Something of Time is a studio album by Nightnoise. The album was released by Windham Hill Records (WD-1057) in 1987.

Track listing 

 "Timewinds" by Billy Oskay (3:47)
 "Perchance to Dream" (Billy Oskay, Mícheál Ó Domhnaill) – 4:56
 "The Erebus and the Terror" (M. Ó Domhnaill) – 4:34
 "On the Deep" (M. Ó Domhnaill) – (4:05)
 "Hourglass" (M. Ó Domhnaill) – (6:05)
 "Shadows on a Dancefloor" (M. Ó Domhnaill) – (3:53)
 "Wiggy Wiggy" (M. Ó Domhnaill) – (4:22)
 "Tundra Summer" (Oskay) – (4:49)
 "Aprés-Midi" (Tríona Ní Dhomhnaill) – (3:54)
 "Something of Time" (M. Ó Domhnaill) – (3:04)
 "Toys Not Ties" (Brian Dunning) – (3:59)
 "I Still Remember" (Oskay) – (3:45) [CD bonus track]
 "One for the Lad" (M. Ó Domhnaill) – (4:12) [CD bonus track]

Credits 

 Billy Oskay – violin, viola, piano, harmonium, producer, engineer, mixing, digital editing and assembly
 Mícheál Ó Domhnaill – guitar, whistle, piano, harmonium, synthesizer, vocals, producer
 Tríona Ní Dhomhnaill – harmonium, harpsichord, synthesizer
 Brian Dunning – flute, alto flute, panpipes
 Stewart Whitmore – digital editing and assembly
 Bernie Grundman – mastering
 Ian Matthews – mixing
 Howard Johnston – mixing
 John F. Cooper – photography
 Anne Robinson – design

Notes 
Recorded at Nightnoise Studio, Portland, Oregon in 1985 and 1986.
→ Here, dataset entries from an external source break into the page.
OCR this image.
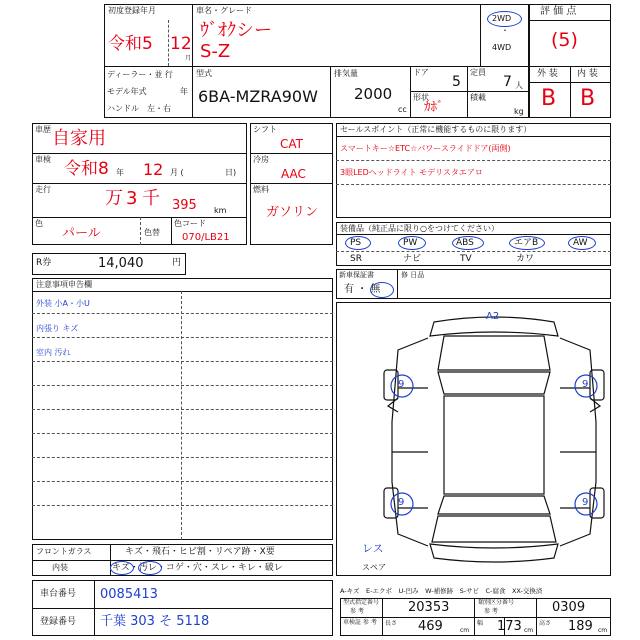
初度登録年月
令和5 12
月
車名・グレード
ｳﾞｵｸシー
S-Z
2WD
・
4WD
ディーラー・並 行
モデル年式	年
ハンドル　左・右
型式
6BA-MZRA90W
排気量
2000
cc
ドア
5
定員
7 人
形状
ｶﾎﾞ
積載
kg
評 価 点
(5)
外 装 内 装
B B
車歴 自家用
車検 令和8 年 12 月 (	日)
走行	万 3 千 395 km
色
パール	色替
色コード
070/LB21
シフト
CAT
冷房
AAC
燃料
ガソリン
セールスポイント（正常に機能するものに限ります）
スマートキー☆ETC☆パワースライドドア(両側)
3眼LEDヘッドライト モデリスタエアロ
装備品（純正品に限り○をつけてください）
PS	PW	ABS	エアB	AW
SR	ナビ	TV	カワ
新車保証書
有 ・ 無
修 日品
R券	14,040	円
注意事項申告欄
外装 小A・小U
内張り キズ
室内 汚れ
A2
9	9
9	9
レス
スペア
フロントガラス	キズ・飛石・ヒビ割・リペア跡・X要
内装	キズ・汚レ・コゲ・穴・スレ・キレ・破レ
A-キズ　E-エクボ　U-凹み　W-補修跡　S-サビ　C-腐食　XX-交換済
車台番号 0085413
登録番号 千葉 303 そ 5118
型式指定番号
参 考	20353	類別区分番号
参 考	0309
車検証 参 考	長さ 469	cm
幅 173 cm
高さ 189 cm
Track 7 is called "Wiggy Wiggy" A State Of Being on the LP sleeve back, but only the liner notes on the CD release.

Track 11 is called "Toys Not Ties" An Adult's Lament on the LP sleeve back, but only the liner notes on the CD release.

Track 12 is called "One For The Lad" For Tich Richardson R.I.P. in the liner notes only. Tich Richardson was a member of Boys of the Lough. He died in an auto accident in Scotland in 1984.